CENDANANEWS – Tingginya curah hujan yang terjadi beberapa pekan terakhir memberikan danpak negatif bagi pengelolah ikan teri yang berada di Muara Pilu, Bakauheni, Lampung. Bahkan beberapa dari pengelolah mengalami kerugian akibat tidak dapat menjemur teri karena hari hujan.
Seorang pengelolah di Dusun Muara Piluk, Desa Bakauheni, Kecamatan Bakauheni, Lampung Selatan Provinsi Lampung, Ahmad (45) menyebutkan, tingginya curah hujan belakangan ini menyebabkan dirinya mengalami kerugian.
“Setiap musim penghujan tiba menyebabkan proses penjemuran jadi lebih lama. Biasanya dalam musim kemarau teri yang di jemur di atas laha atau alat penjemur ikan teri hanya memerlukan waktu sehari, tetapi dengan datangnya musim penghujan ini kadang bisa lebih lama sekitar tiga hari sampai empat hari. Bahkan kualitas teri agak lebih jelek, dengan munculnya bercak hitam dibanding jika musim panas,“ ujarnya kepada Cendananews.com Jumat (13/3/2015).
Ahmad, yang sejak tiga tahun lalu menekuni usaha tersebut hanya bisa bisa, karena belum ada alat yang bisa membantunya dalam proses pengeringan ikan teri. dan selalma ini ppengeringan ikan teri masih dilakukan dengan cara manual.
“Hanya matahari satu-satunya sarana untuk mengeringkan ikan teri,”ulasnya.
Dia menceritakan, ia membeli ikan teri basah dari nelayan yang melaut dengan harga beli Rp 150.000 per keranjang. Teri basah yang dibeli dari nelayan tersebut selanjutnya ia olah di rumahnya. Proses pengolahan dengan melakukan perebusan terlebih dahulu.

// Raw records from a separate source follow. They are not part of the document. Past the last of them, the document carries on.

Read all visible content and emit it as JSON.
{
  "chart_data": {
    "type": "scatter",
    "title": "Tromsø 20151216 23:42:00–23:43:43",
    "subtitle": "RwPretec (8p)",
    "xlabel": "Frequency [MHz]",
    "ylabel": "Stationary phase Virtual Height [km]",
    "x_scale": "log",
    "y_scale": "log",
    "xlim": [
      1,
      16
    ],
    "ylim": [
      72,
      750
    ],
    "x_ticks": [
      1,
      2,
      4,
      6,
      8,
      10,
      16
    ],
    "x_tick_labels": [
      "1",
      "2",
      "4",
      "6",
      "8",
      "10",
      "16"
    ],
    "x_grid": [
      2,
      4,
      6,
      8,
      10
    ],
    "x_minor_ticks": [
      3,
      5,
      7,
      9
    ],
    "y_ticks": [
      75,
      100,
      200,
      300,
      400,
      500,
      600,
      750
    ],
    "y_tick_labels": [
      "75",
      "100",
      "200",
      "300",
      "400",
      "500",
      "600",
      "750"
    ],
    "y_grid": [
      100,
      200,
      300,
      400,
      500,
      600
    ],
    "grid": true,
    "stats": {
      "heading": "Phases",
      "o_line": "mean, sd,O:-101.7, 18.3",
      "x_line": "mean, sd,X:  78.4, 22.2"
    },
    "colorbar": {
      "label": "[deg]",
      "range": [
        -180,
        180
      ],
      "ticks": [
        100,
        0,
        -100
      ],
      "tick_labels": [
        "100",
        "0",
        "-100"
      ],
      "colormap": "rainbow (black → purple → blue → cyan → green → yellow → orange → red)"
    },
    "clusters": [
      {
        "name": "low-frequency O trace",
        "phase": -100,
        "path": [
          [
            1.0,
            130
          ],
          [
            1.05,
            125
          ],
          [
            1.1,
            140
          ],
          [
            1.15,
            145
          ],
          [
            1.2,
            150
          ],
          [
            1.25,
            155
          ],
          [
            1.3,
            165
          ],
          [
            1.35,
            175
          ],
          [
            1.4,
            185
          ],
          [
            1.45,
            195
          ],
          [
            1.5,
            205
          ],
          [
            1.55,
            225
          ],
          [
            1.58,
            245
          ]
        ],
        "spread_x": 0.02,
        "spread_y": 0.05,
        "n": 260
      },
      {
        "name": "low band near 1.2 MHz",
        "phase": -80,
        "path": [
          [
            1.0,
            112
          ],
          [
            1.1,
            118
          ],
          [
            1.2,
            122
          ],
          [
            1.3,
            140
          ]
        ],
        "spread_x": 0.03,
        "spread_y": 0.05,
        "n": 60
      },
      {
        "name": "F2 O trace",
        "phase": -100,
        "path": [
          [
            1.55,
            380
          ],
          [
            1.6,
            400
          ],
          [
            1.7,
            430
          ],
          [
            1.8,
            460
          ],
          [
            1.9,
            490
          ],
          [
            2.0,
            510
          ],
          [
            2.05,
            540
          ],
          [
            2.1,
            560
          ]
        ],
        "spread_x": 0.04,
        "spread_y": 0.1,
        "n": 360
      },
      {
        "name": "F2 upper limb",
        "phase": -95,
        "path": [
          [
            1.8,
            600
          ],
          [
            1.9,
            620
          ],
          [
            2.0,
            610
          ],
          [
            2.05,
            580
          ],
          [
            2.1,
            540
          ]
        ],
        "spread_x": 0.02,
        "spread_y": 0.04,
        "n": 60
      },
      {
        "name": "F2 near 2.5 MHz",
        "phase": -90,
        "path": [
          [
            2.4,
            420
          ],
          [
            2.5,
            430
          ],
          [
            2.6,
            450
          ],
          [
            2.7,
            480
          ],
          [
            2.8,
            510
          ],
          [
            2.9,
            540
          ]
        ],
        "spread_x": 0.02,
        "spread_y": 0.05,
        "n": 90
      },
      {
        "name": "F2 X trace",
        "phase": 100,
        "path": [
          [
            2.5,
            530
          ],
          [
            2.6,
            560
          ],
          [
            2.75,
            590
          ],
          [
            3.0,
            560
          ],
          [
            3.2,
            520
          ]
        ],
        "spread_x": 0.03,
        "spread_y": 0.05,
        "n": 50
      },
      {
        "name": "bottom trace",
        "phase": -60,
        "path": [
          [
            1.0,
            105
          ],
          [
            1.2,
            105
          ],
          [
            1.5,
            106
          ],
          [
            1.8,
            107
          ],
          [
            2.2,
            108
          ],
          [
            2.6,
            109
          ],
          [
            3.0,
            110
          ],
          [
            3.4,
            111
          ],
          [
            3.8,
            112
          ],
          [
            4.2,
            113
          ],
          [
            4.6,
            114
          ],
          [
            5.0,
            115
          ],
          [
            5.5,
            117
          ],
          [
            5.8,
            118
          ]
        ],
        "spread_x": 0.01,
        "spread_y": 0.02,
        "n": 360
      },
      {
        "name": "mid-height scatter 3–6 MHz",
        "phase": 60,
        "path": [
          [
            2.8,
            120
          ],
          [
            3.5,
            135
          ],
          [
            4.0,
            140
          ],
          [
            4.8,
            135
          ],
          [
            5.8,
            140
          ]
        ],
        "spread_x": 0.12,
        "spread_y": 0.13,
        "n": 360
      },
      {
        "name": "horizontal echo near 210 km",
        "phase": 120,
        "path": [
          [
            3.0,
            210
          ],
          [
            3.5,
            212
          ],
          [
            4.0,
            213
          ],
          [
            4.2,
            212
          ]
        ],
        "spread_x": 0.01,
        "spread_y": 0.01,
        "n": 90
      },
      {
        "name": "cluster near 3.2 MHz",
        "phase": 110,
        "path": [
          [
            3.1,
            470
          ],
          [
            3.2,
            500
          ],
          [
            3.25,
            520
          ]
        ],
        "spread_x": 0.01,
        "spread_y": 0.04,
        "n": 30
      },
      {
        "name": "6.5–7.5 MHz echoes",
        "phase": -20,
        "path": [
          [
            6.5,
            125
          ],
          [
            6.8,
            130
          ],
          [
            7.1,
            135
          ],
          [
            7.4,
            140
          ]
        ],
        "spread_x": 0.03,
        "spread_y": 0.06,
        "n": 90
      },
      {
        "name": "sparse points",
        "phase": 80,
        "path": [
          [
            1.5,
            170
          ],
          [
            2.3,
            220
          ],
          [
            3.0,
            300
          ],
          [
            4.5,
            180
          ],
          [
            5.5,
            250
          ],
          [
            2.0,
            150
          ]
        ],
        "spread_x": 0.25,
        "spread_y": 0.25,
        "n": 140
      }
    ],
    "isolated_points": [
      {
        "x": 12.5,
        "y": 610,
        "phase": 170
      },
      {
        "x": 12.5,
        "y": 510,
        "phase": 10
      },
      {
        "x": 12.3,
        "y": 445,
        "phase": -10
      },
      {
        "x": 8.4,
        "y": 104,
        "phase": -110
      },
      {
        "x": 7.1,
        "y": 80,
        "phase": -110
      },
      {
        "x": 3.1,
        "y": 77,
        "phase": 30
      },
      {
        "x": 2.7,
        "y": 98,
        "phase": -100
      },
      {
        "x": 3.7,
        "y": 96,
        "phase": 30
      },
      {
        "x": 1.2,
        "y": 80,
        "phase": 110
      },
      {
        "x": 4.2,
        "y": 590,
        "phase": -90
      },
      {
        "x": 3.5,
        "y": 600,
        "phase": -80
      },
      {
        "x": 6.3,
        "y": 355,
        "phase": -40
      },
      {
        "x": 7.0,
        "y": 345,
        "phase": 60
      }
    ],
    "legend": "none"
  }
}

“Setelah direbus, kami menyiapkan laha yang sudah disiapkan berjajar di depan rumah untuk penjemuran. Dukanya seperti ini, jika datang musim penghujan kami tidak bisa menjemur dengan cepat karena mendung, bahkan hujan bisa sewaktu-waktu turun. Hal tersebut berpengaruh pada pendapatan kami sebagai pengolah ikan teri, “ keluhnya.
Setelah melalui proses penjemuran, ungkap Burhanudin, pria beranak tiga dan bercucu satu ini mengatakan selanjutnya adalah proses penyortiran.
“ Penyortiran dilakukan karena selain teri ada juga ikan jenis lain yang ikut masuk yaitu ikan kembung dan tanjan. Teri tersebut setelah melalui proses pengeringan dan penyortiran maka dilakukan proses pengepakan, “ terangnya.
Setelah proses pengepakan dalam kardus-kardus berukuran besar. Setiap kardus jika ditimbang beratnya sekitar 35 kilogram, selanjutnya akan datang bos pengepul yang juga berada di Kalianda. Oleh bos teri di Kalianda biasanya teri tersebut dibeli dengan harga Rp 23 ribu untuk jenis teri air, 23 ribu untuk teri jengki per kilogramnya, dan teri nasi seharga Rp 45 perkilogramnya. Meskipun untuk jenis teri nasi sulit mencarinya. Selanjutnya oleh bos tersebut teri akan didistribusikan di Jakarta dan sekitarnya.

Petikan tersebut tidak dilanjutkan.